I watched as she took the top off the bottle, placed it about a foot above my head and poured the contents onto my face and into my mouth. I began to wonder if her plan was to burn me alive and present it as an accidental death or death by misadventure. “I hope you enjoy this, your favourite drink, and this sort of sums up the respect I have for you.
And by the way, while you’re all ears, what was that about, sending that hopeless fuck to stalk me? Not one of your best ideas.”
“Have you killed him too?”
“Put it this way. He’s an even bigger twat than you. And he’s not very tough at all. I didn’t film this, unfortunately, but I did have him crying for his mama. Did a bit of an Ian Brady on him. Did some finger snapping while he bled to death with no eyes.” She looked back at her fellow bitch. “I’m wasted in this life, Leoni. Should have been in the Gestapo, pulling the fingernails from spies and traitors.”

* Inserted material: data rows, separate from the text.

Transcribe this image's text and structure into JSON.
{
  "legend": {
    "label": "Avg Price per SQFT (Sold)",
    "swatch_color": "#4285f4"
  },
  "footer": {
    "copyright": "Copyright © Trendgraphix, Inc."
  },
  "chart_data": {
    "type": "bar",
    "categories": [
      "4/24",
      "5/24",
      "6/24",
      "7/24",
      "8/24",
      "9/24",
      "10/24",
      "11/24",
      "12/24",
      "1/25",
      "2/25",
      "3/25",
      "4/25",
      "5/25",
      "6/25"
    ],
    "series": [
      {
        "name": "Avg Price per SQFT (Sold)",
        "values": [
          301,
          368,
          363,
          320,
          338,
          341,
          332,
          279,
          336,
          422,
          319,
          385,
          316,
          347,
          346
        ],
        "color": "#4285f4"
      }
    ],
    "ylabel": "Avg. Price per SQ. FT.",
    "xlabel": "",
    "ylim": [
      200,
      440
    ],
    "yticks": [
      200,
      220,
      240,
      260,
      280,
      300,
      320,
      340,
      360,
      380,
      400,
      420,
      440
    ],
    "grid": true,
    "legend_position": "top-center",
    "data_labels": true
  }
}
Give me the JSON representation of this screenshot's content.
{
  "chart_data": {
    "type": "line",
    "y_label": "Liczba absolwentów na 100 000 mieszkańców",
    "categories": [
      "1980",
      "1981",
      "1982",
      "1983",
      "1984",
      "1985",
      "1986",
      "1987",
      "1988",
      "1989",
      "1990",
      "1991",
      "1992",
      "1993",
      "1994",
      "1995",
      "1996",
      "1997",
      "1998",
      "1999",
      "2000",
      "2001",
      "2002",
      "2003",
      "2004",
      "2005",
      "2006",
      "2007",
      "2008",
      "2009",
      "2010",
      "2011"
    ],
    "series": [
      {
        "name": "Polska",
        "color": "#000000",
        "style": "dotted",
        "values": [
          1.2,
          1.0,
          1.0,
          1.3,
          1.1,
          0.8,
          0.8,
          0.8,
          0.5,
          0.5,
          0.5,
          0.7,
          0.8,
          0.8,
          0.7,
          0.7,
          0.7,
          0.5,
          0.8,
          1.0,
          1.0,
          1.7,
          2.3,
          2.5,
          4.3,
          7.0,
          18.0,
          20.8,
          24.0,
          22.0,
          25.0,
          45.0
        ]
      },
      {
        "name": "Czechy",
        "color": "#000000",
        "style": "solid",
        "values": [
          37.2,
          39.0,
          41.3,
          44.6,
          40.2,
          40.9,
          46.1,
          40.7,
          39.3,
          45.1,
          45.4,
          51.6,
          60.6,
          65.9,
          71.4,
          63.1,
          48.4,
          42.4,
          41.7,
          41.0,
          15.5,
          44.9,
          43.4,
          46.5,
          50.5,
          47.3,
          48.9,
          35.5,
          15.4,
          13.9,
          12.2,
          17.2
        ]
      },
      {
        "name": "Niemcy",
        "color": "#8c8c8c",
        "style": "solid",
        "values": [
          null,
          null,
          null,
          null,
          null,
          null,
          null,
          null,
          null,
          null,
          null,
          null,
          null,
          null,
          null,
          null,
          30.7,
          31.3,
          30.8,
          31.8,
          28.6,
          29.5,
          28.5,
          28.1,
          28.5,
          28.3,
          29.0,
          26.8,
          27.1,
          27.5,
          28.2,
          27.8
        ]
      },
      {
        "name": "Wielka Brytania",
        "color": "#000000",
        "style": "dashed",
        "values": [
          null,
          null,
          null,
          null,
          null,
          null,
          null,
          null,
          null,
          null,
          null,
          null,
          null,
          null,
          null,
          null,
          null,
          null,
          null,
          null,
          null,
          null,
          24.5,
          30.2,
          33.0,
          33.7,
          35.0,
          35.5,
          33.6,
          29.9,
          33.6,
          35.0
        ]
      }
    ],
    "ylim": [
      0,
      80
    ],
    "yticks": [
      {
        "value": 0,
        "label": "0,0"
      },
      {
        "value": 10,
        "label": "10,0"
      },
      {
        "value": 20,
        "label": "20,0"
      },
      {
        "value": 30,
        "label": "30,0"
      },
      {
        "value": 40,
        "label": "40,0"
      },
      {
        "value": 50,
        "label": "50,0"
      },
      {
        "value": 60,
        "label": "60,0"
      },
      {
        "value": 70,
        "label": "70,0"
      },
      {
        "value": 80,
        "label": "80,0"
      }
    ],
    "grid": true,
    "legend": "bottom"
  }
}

Like a coiled spring and fully awake now, I so much wanted to get my hands around the throat of this monster. However, I had no chance with two of them here and a gun pointing at me. I didn’t want to die. I hated being powerless. I was at their mercy and that was a feeling that was intolerable and frustrating, partly because my existence was coming to an end, but also because she had killed the people closest to me, yet was still arrogantly alive. “Of course, you’ll do life for these things you’ve done. I don’t think you’ll like permanent imprisonment, separated from Leoni forever. You need to have a rethink.”